Dad has always been a little unconventional. Weird, by some estimations. And despite all my efforts, I fit in his footprints. He tended to lecture me on life and, I’ve found, was most often off the mark. But his accidental wisdom was legendary.
Once when a high school acquaintance and I rolled in late, and perhaps a little addled (I can neither confirm nor deny), my old man was lying chest down to a coffee table, flapping his arms as though they were wings. As you may imagine, to the addled mind this might be extraordinarily disorienting (I can neither confirm nor deny).
“Why’s he doin’ that…” the other kid asked, “IS he REALLY doing that?”
“Ask him, I guess.”
“Uhh, hi Mr. Mattson. What are you doing?”
“What’s it look like?” Casual as can be.
My accomplice looked helplessly to me -blank- and back.
“Uhh, umm… but why-“
“Why not? Wanted to see if I could.”
“Ok, dad. Thanks. Good night.” And off we went wondering whether he was toying with us. A point we’ve never puzzled out.
Father once did a distracted discourse on the fine points of applying a live Florida anole as an earring. Though casual as can be, I was impressed that everybody either knew or should know such a thing.

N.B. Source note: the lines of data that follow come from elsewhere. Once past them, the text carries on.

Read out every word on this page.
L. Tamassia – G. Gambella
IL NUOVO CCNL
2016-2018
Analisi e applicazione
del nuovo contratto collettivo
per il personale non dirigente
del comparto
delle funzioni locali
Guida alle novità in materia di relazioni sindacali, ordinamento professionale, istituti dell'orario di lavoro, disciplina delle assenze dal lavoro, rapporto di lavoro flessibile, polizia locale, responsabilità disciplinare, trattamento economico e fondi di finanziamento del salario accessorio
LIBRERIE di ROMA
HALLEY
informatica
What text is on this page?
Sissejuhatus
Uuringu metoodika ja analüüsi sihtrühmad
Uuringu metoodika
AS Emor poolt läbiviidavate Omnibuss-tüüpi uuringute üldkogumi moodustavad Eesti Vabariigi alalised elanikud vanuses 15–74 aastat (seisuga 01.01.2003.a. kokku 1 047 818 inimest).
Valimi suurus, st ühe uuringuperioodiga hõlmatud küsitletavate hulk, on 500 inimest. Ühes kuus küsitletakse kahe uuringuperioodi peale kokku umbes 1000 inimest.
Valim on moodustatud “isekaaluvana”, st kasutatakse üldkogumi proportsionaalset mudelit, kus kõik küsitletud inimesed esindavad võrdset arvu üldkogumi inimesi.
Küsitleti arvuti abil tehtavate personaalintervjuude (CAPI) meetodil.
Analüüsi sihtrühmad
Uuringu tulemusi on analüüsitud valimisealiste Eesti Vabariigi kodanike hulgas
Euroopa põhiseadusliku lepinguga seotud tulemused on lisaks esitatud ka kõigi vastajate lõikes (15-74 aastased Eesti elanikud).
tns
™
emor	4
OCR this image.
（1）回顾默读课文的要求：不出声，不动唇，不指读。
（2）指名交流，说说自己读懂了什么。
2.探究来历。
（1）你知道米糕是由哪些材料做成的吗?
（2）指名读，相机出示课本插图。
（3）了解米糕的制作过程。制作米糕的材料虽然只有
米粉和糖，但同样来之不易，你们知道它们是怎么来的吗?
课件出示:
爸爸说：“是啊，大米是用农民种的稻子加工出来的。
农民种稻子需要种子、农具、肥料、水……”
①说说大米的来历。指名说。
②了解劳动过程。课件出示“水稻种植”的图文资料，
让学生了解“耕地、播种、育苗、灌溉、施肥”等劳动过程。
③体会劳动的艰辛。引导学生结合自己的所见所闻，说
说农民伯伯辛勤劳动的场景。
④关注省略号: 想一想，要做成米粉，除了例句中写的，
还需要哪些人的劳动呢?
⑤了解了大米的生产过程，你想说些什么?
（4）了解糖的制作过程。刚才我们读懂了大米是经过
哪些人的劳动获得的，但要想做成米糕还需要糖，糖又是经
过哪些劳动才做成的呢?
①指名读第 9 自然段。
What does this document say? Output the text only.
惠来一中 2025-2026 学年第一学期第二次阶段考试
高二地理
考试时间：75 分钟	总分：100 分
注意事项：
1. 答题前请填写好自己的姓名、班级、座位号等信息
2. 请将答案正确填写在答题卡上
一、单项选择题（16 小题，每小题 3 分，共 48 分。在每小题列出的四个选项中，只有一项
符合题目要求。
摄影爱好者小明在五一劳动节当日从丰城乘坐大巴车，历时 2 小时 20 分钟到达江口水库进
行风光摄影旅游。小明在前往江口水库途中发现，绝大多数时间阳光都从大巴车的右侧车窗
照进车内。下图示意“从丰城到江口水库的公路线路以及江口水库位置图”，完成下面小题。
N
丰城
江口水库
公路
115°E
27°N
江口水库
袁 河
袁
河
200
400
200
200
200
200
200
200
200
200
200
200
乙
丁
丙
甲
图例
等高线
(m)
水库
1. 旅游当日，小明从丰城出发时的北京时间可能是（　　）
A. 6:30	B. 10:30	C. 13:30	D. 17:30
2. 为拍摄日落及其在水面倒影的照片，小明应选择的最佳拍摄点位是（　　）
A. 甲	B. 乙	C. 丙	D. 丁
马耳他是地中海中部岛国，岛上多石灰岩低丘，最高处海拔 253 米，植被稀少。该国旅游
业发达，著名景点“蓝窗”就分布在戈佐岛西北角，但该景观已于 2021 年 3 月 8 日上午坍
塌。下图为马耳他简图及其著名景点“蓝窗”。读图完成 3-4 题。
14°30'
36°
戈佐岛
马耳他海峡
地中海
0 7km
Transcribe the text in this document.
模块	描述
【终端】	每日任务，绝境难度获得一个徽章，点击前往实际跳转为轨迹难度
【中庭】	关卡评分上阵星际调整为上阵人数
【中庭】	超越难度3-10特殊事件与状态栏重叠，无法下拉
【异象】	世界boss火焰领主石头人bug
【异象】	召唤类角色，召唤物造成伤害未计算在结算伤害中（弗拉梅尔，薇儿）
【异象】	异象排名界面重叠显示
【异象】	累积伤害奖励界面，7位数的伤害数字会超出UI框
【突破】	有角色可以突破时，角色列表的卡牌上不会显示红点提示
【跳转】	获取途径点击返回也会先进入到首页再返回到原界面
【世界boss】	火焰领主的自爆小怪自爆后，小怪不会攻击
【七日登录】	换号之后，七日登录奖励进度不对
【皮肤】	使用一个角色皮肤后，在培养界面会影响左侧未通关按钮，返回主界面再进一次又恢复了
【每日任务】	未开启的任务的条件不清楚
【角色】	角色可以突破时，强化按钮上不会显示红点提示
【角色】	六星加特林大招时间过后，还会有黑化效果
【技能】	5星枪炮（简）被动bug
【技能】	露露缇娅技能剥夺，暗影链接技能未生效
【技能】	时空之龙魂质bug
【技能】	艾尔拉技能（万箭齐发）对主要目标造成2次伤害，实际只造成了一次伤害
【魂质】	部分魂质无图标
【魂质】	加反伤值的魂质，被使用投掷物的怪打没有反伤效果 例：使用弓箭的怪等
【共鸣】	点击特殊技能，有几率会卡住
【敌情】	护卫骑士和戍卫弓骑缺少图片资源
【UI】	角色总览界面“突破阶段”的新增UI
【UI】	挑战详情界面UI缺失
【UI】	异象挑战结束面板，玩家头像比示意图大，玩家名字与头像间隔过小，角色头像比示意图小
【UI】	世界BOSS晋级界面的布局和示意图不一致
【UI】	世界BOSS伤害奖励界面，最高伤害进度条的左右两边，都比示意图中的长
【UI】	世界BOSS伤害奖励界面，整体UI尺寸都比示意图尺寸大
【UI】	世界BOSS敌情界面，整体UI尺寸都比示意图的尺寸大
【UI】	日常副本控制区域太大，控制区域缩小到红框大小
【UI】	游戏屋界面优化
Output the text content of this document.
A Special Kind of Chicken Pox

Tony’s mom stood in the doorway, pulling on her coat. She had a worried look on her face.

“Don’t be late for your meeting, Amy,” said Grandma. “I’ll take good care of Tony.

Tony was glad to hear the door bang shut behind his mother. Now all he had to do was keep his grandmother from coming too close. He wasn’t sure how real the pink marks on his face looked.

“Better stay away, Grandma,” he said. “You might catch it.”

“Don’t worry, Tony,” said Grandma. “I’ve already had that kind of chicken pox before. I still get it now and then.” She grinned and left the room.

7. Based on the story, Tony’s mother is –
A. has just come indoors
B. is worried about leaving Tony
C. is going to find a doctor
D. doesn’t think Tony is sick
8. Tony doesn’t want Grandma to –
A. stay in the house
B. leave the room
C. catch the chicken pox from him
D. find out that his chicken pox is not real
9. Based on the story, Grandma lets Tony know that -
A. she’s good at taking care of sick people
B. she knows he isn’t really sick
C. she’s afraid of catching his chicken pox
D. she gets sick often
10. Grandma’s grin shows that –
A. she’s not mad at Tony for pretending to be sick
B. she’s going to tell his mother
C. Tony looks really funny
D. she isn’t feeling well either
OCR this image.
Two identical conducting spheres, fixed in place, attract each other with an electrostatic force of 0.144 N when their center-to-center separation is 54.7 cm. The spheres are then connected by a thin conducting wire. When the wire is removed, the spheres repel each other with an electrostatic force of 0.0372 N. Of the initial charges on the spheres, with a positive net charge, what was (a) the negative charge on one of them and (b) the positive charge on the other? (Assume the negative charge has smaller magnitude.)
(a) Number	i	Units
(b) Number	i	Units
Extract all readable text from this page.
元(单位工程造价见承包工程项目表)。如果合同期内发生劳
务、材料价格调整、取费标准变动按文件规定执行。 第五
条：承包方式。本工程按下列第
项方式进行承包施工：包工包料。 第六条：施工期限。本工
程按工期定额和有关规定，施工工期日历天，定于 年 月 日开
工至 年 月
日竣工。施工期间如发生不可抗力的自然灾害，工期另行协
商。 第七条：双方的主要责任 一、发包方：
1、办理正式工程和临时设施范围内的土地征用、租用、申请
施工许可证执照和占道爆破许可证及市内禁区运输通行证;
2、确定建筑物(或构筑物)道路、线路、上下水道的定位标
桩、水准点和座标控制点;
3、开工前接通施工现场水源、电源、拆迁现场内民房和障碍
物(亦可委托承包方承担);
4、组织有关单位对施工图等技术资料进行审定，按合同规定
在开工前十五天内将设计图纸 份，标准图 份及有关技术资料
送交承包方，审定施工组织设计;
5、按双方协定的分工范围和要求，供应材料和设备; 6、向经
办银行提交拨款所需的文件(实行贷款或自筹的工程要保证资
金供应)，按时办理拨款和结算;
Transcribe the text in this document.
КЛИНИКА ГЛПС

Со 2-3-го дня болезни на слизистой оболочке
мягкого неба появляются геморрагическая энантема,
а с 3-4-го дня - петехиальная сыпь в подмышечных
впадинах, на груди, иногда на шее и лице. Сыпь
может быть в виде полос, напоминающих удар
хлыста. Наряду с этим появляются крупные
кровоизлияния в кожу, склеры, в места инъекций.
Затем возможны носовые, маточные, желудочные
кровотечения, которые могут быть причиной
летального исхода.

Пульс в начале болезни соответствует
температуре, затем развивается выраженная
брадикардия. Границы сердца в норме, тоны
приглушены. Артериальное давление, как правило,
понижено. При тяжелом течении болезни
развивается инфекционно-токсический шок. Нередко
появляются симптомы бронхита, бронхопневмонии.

I can forgive him every universal law on work ethic or moral occupation that failed to pan true. I can do that because the day I decided to wear an live anole as an earring, his method was without flaw. I fouled it up at first but only because I forgot to not grab it by the tail. He was explicit on this detail -I was never a good listener.
My advice to my own son, if you could actually say such a thing, would be to largely ignore my lectures (after all, we’re really not sure what we can truely know -this is a formal facet of philosophy) but pay dear attention to my accidental wisdom. For I’m as sure as one can be that a father is an unconscious vessel. If anything, double goes for a grandfather.